This will be simple question to answer. :-) There is a single table:
select count(*) from product_price_history -- 12982555 rows
This table has exactly one index and on primary key constraint:
CREATE INDEX idx_product_price_history_id_hdate
ON product_price_history
USING btree
(id, hdate);
ALTER TABLE product_price_history
ADD CONSTRAINT pk_product_price_history PRIMARY KEY(hid);
No more constraints or indexes defined on this table. Rows are never
updated or deleted in this table, they are only inserted. It was
vacuum-ed and reindex-ed today.
Stats on the table:
seq scans=13, index scans=108, table size=3770MB, toast table size=8192
bytes, indexes size=666MB
This query:
select hid from product_price_history where id=35547581
Returns 759 rows in 8837 msec!

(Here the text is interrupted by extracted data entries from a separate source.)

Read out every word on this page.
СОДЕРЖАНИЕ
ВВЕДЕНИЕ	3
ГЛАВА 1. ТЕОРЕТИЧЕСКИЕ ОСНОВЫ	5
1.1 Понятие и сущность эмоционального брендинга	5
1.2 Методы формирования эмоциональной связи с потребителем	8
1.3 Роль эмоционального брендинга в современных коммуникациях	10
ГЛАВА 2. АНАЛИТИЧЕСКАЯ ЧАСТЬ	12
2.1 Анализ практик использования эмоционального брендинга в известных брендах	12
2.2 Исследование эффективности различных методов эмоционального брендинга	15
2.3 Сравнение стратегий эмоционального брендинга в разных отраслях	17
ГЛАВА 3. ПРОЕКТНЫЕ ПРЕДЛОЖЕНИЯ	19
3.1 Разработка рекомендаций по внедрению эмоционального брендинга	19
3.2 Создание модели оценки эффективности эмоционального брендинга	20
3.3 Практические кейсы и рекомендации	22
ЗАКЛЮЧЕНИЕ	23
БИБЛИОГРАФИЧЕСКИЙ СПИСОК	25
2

How can this be that slow???
The query plan is:
"Bitmap Heap Scan on product_price_history (cost=13.90..1863.51
rows=472 width=8)"
" Recheck Cond: (id = 35547581)"
" -> Bitmap Index Scan on idx_product_price_history_id_hdate
(cost=0.00..13.78 rows=472 width=0)"
" Index Cond: (id = 35547581)"
I don't understand why PostgreSQL uses bitmap heap scan + bitmap index
scan? Why not just use an regular index scan? Data in a btree index is
already sorted. A normal index scan should take no more than a few page
reads. This sould never take 8 seconds.